BETO and the Office of Fossil Energy’s Office of Coal and Power Research and Development (R&D) have been talking a lot this past year about R&D synergies between the two offices, including how to utilize CO2 emissions to cultivate algae for biofuels production. This past May, BETO’s Advanced Algal Systems Program hosted a public workshop in Orlando, Florida, to discuss how algae cultivation systems could potentially utilize emissions from stationary point sources like coal-fired power plants, biorefineries, and cement manufacturers. Economic, environmental, and societal value propositions have driven interest in collaboration between industrial CO2 emission sources and algae cultivators. Collaboration in this space has yielded promising results; however, additional R&D is needed to realize the scale of opportunity. 

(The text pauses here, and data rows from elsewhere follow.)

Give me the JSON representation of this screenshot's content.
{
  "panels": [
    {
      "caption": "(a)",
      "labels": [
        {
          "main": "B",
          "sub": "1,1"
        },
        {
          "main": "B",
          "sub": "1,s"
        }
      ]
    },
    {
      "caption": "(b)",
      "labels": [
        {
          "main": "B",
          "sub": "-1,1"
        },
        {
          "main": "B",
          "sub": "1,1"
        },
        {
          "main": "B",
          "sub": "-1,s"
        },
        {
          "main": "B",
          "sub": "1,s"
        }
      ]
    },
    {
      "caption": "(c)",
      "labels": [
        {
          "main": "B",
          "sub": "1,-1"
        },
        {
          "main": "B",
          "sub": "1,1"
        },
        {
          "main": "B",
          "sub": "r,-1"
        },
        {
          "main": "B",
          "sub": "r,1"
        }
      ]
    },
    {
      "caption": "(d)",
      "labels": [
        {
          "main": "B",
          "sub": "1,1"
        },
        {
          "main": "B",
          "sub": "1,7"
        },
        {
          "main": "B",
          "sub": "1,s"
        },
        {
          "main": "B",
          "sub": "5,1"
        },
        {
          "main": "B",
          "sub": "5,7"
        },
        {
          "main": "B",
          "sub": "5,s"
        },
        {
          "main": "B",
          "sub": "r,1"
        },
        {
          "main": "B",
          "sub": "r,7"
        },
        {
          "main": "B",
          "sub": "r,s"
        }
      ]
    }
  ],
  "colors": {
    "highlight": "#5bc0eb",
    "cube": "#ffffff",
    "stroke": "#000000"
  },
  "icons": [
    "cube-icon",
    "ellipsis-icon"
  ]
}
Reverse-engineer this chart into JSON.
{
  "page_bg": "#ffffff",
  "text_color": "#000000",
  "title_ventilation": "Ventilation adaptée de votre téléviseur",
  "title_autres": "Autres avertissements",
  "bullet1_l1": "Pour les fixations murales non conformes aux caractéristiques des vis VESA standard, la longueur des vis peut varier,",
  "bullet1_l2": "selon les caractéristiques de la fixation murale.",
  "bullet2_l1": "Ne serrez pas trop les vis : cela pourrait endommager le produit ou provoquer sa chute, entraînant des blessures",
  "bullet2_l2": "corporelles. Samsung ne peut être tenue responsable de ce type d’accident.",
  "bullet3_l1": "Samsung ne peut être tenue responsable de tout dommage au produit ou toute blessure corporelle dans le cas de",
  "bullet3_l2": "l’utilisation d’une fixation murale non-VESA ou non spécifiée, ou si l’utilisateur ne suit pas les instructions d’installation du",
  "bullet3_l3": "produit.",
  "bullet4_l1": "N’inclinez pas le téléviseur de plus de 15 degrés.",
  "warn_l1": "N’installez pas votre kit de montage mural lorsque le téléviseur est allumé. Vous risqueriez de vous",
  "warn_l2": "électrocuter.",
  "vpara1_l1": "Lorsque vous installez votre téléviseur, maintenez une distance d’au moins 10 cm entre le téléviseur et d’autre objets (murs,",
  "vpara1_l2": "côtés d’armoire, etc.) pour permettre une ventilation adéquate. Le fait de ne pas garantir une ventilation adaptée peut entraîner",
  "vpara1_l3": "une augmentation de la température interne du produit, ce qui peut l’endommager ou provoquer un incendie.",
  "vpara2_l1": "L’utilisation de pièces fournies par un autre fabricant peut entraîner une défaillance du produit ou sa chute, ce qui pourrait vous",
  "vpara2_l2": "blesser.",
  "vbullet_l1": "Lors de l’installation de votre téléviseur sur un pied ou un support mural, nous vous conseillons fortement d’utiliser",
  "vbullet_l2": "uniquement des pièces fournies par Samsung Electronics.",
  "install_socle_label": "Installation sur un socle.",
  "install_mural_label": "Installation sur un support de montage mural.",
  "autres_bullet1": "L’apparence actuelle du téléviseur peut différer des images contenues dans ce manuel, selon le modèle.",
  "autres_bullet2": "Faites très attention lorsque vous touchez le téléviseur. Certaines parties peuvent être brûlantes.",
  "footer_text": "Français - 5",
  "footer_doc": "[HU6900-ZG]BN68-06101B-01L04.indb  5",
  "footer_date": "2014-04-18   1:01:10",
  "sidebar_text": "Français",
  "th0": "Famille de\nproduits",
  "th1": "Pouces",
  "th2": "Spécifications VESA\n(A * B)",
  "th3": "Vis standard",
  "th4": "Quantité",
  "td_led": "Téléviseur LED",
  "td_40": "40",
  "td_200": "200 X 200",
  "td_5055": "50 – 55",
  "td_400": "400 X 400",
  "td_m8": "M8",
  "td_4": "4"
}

Over 80 attendees participated in the event, providing valuable input through presentations and facilitated discussions focused on innovative technologies and business strategies for growing algae on CO2 emissions. Discussion questions followed the path of CO2 within an envisioned algae cultivation system: from CO2 capture, to delivery to the algae farm, and ultimately to utilization by the algal organisms. Workshop participants also discussed opportunities to coordinate partnerships between algae cultivators and industrial CO2 emitters, as well as how to best refine various analyses to better communicate these opportunities. The workshop summary report covers four main topics: 

  • Logistics and Siting
  • Design and Engineering
  • Identifying Synergies and Coordinating Strategies
  • Refining Analyses.

Through their discussions, workshop participants proposed a framework that supports federally funded algal biofuels research in real-world relevant carbon capture and utilization conditions. Engineering and biological solutions are needed to increase the efficiencies of CO2 delivery and uptake by the algae, and it is important to show that algae can thrive on these emissions while reducing costs of production. 

BETO contributes to the Office of Energy and Renewable Energy’s mission by working with industry, academia, and national laboratory partners on a balanced portfolio of research in algal biofuels technologies.